Shaky Start Settles the South
  |  First Published: June 2010

You can tell it’s winter: chilly starts and plenty of gray, cold southerly days. However, despite the shaky start to the season the fishing has been quite good.

Those heading out to sea looking for mackerel will be disappointed, but there are a few solid cobia around. Fish up to 27kg have been caught, with Black Rock, Green Island and the 11 Fathom Reef (just off the gaol) being the best places to start looking. Live baits are the key, with little yellowtail scad (yakkas) being the front runner.

If you end up heading south you may as well call into Fish Rock. It’s certainly not the most reliable spot for cobia, but you’ll nearly always find kingfish. There’s been plenty of rat fish up to 2kg around, plus some bigger fish closer to 7kg. There always seems to be a few much bigger fish to be caught, although landing them is always a challenge.

On the deeper reefs, in 36 fathoms, a good run on plate-sized snapper and pearl perch are coming in. With the current dropping daily, bottom fishing these deeper reefs is a viable option, with quality table fish taken most outings.

Those chasing snapper are getting into some great table size fish. With good numbers of 1-2kg fish on the shallow grounds (40-60ft) and a few in a bigger class out in 80-120 feet. Most of the good snapper grounds around here are to the north, with the broken reef between Grassy and Scotts Head the place to look.

Those fishing the beaches and headlands may finally get a chance at a few fish.
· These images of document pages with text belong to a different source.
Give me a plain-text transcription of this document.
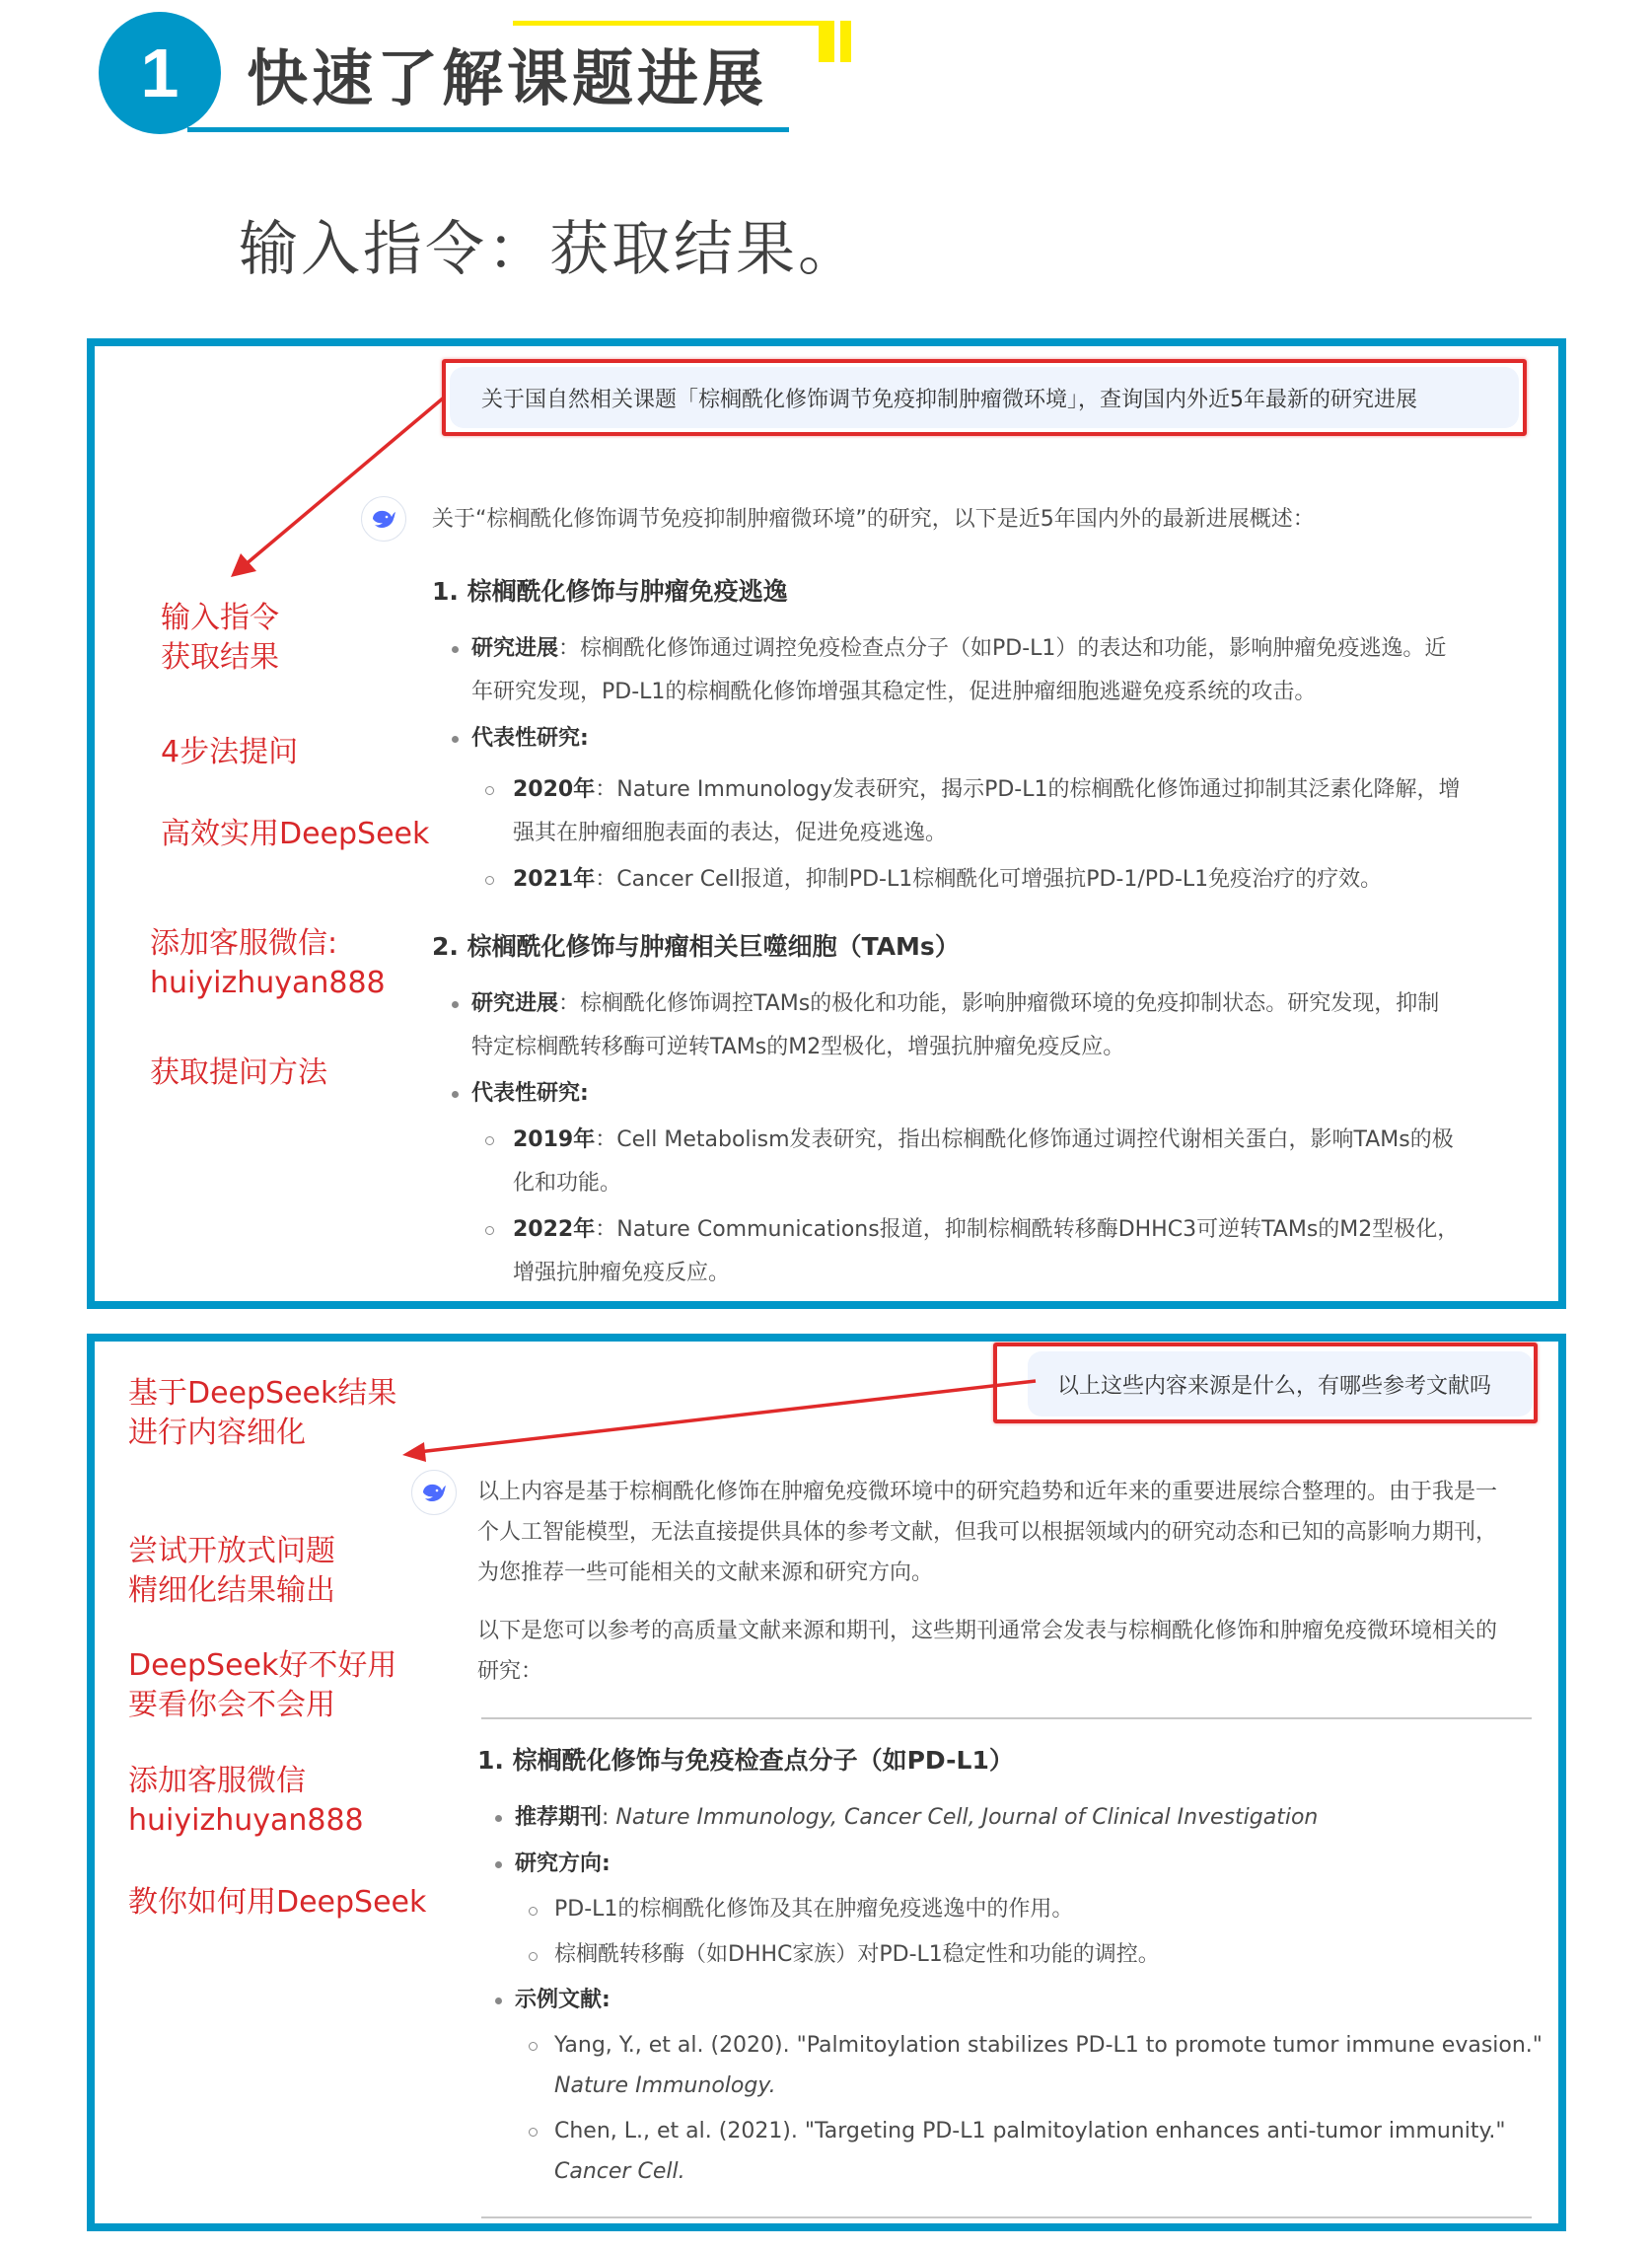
1	快速了解课题进展
输入指令：获取结果。
关于国自然相关课题「棕榈酰化修饰调节免疫抑制肿瘤微环境」，查询国内外近5年最新的研究进展
关于“棕榈酰化修饰调节免疫抑制肿瘤微环境”的研究，以下是近5年国内外的最新进展概述：
1. 棕榈酰化修饰与肿瘤免疫逃逸
研究进展：棕榈酰化修饰通过调控免疫检查点分子（如PD-L1）的表达和功能，影响肿瘤免疫逃逸。近
年研究发现，PD-L1的棕榈酰化修饰增强其稳定性，促进肿瘤细胞逃避免疫系统的攻击。
代表性研究:
2020年：Nature Immunology发表研究，揭示PD-L1的棕榈酰化修饰通过抑制其泛素化降解，增
强其在肿瘤细胞表面的表达，促进免疫逃逸。
2021年：Cancer Cell报道，抑制PD-L1棕榈酰化可增强抗PD-1/PD-L1免疫治疗的疗效。
2. 棕榈酰化修饰与肿瘤相关巨噬细胞（TAMs）
研究进展：棕榈酰化修饰调控TAMs的极化和功能，影响肿瘤微环境的免疫抑制状态。研究发现，抑制
特定棕榈酰转移酶可逆转TAMs的M2型极化，增强抗肿瘤免疫反应。
代表性研究:
2019年：Cell Metabolism发表研究，指出棕榈酰化修饰通过调控代谢相关蛋白，影响TAMs的极
化和功能。
2022年：Nature Communications报道，抑制棕榈酰转移酶DHHC3可逆转TAMs的M2型极化，
增强抗肿瘤免疫反应。
输入指令
获取结果
4步法提问
高效实用DeepSeek
添加客服微信:
huiyizhuyan888
获取提问方法
以上这些内容来源是什么，有哪些参考文献吗
以上内容是基于棕榈酰化修饰在肿瘤免疫微环境中的研究趋势和近年来的重要进展综合整理的。由于我是一
个人工智能模型，无法直接提供具体的参考文献，但我可以根据领域内的研究动态和已知的高影响力期刊，
为您推荐一些可能相关的文献来源和研究方向。
以下是您可以参考的高质量文献来源和期刊，这些期刊通常会发表与棕榈酰化修饰和肿瘤免疫微环境相关的
研究：
1. 棕榈酰化修饰与免疫检查点分子（如PD-L1）
推荐期刊: Nature Immunology, Cancer Cell, Journal of Clinical Investigation
研究方向:
PD-L1的棕榈酰化修饰及其在肿瘤免疫逃逸中的作用。
棕榈酰转移酶（如DHHC家族）对PD-L1稳定性和功能的调控。
示例文献:
Yang, Y., et al. (2020). "Palmitoylation stabilizes PD-L1 to promote tumor immune evasion."
Nature Immunology.
Chen, L., et al. (2021). "Targeting PD-L1 palmitoylation enhances anti-tumor immunity."
Cancer Cell.
基于DeepSeek结果
进行内容细化
尝试开放式问题
精细化结果输出
DeepSeek好不好用
要看你会不会用
添加客服微信
huiyizhuyan888
教你如何用DeepSeek
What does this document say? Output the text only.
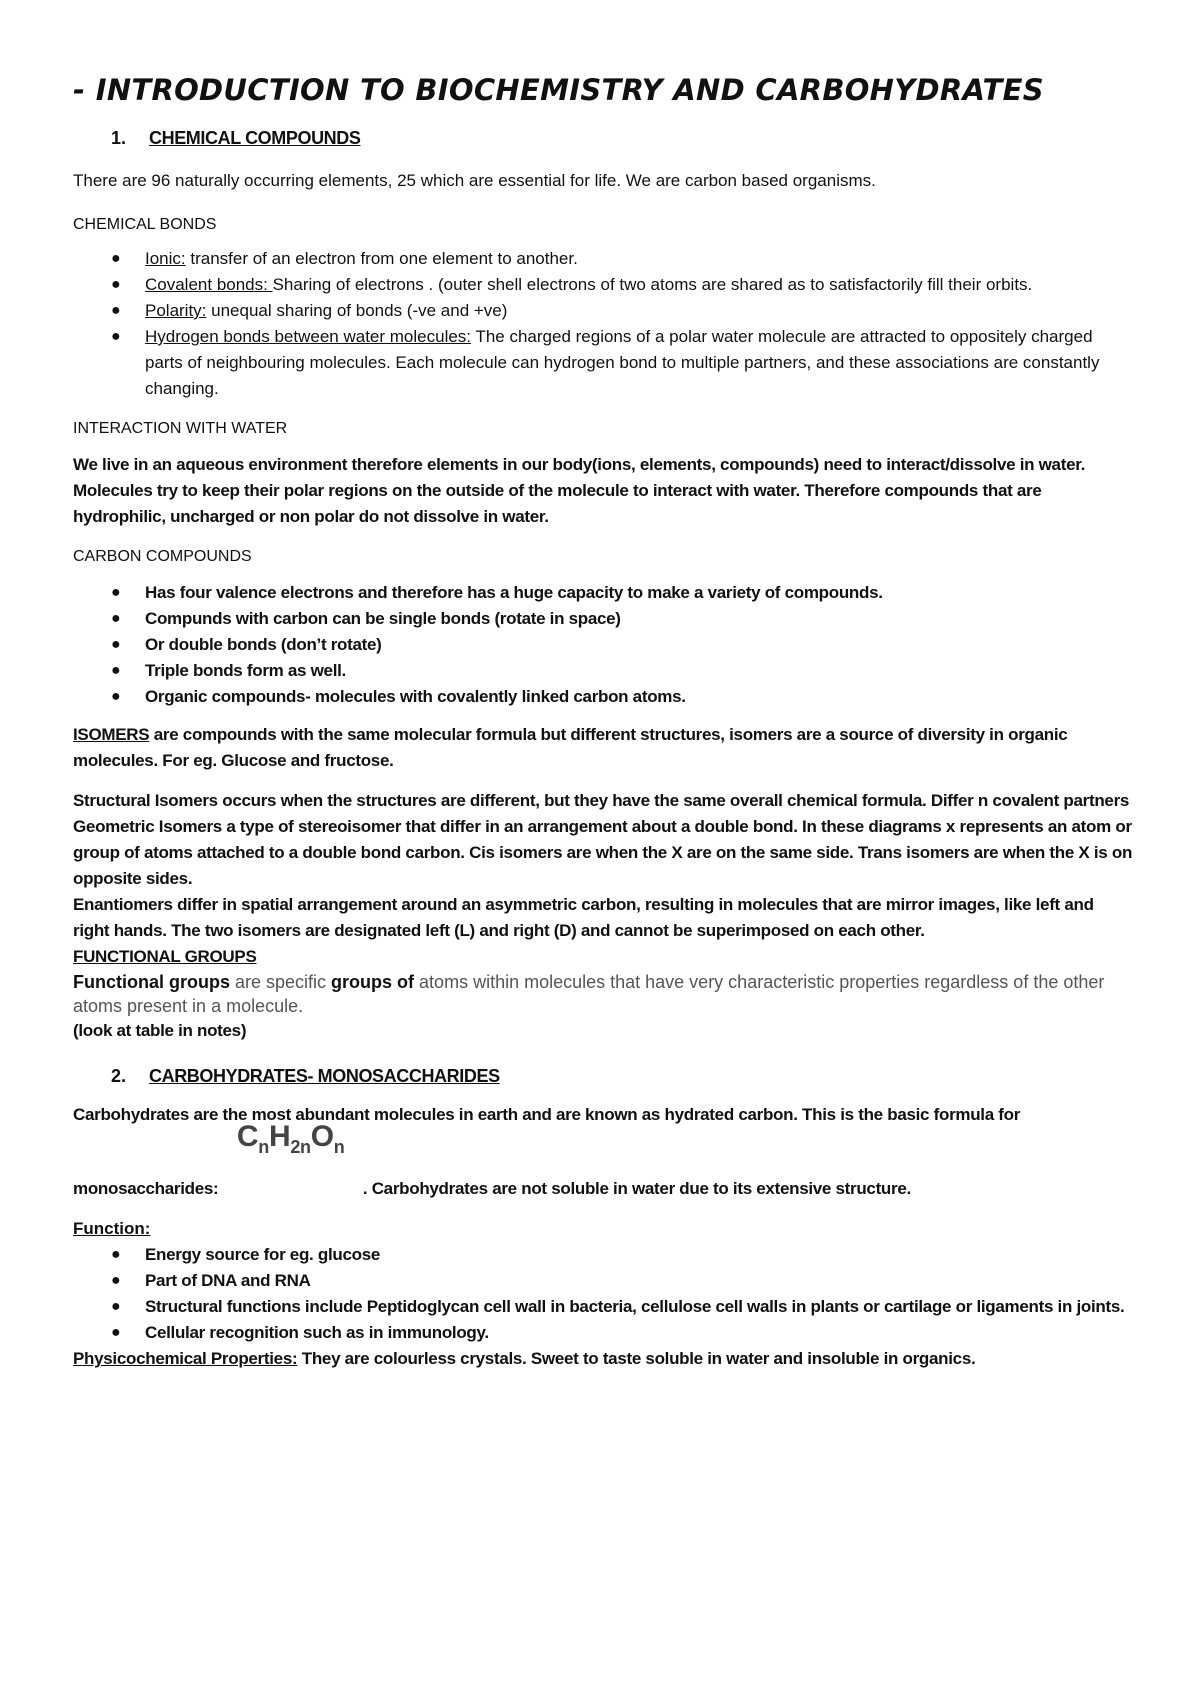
- INTRODUCTION TO BIOCHEMISTRY AND CARBOHYDRATES
1.	CHEMICAL COMPOUNDS

There are 96 naturally occurring elements, 25 which are essential for life. We are carbon based organisms.

CHEMICAL BONDS

● Ionic: transfer of an electron from one element to another.
● Covalent bonds: Sharing of electrons . (outer shell electrons of two atoms are shared as to satisfactorily fill their orbits.
● Polarity: unequal sharing of bonds (-ve and +ve)
● Hydrogen bonds between water molecules: The charged regions of a polar water molecule are attracted to oppositely charged parts of neighbouring molecules. Each molecule can hydrogen bond to multiple partners, and these associations are constantly changing.

INTERACTION WITH WATER

We live in an aqueous environment therefore elements in our body(ions, elements, compounds) need to interact/dissolve in water. Molecules try to keep their polar regions on the outside of the molecule to interact with water. Therefore compounds that are hydrophilic, uncharged or non polar do not dissolve in water.

CARBON COMPOUNDS

● Has four valence electrons and therefore has a huge capacity to make a variety of compounds.
● Compunds with carbon can be single bonds (rotate in space)
● Or double bonds (don’t rotate)
● Triple bonds form as well.
● Organic compounds- molecules with covalently linked carbon atoms.

ISOMERS are compounds with the same molecular formula but different structures, isomers are a source of diversity in organic molecules. For eg. Glucose and fructose.

Structural Isomers occurs when the structures are different, but they have the same overall chemical formula. Differ n covalent partners

Geometric Isomers a type of stereoisomer that differ in an arrangement about a double bond. In these diagrams x represents an atom or group of atoms attached to a double bond carbon. Cis isomers are when the X are on the same side. Trans isomers are when the X is on opposite sides.

Enantiomers differ in spatial arrangement around an asymmetric carbon, resulting in molecules that are mirror images, like left and right hands. The two isomers are designated left (L) and right (D) and cannot be superimposed on each other.

FUNCTIONAL GROUPS

Functional groups are specific groups of atoms within molecules that have very characteristic properties regardless of the other atoms present in a molecule.

(look at table in notes)

2.	CARBOHYDRATES- MONOSACCHARIDES

Carbohydrates are the most abundant molecules in earth and are known as hydrated carbon. This is the basic formula for

monosaccharides:
$C_nH_{2n}O_n$
. Carbohydrates are not soluble in water due to its extensive structure.

Function:

● Energy source for eg. glucose
● Part of DNA and RNA
● Structural functions include Peptidoglycan cell wall in bacteria, cellulose cell walls in plants or cartilage or ligaments in joints.
● Cellular recognition such as in immunology.

Physicochemical Properties: They are colourless crystals. Sweet to taste soluble in water and insoluble in organics.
You have to wait for the interstate netters to leave before there’s any hope of catching a few remnant fish. It’s frustrating stuff as every year tonnes of spawning bream, blackfish, mullet and mulloway are cleaned out, and only once the greedy netters leave is there any hope of a fish. Anyway, they’ve gone north again so get out and catch a few tail enders that survived the onslaught...

The Macleay is still a little hit and miss, but there’s good numbers of school-sized jewfish, a few nice flathead and with a bit of luck, some more sea run bream.

The school jewfish have mainly been quite small, with 2kg a decent one. But they’re still great fun on light gear with bait or lures. Try between Jerseyville and the river mouth. That’s a fair chunk of ground, but the jewies have been moving around a lot, although most are in these lower reaches.

There’s been a few bigger jewfish caught, but only after dark anglers using live baits. While you certainly wouldn’t call the jewfish run consistent, there are enough fish to make the cold night tolerable – only just.

Flathead usually go a little quite during winter, with many fish heading up-river. They will still take baits and lures but tend to spread out a lot more making locating them the biggest challenge.

To narrow the options a little, try the shallow walls above Jerseyville, with any sub 4m being good places to start looking. Drift fishing with bait or lures is usually the best way to go, letting you cover plenty of water during the outing.

Bream have been frustratingly quiet. There’s been some rippers caught on bait after dark, but for those targeting them during daylight hours have found the going really tough. Hopefully this month, with the beach haulers gone, we may see a few good schools move into the river. Time will tell anyway.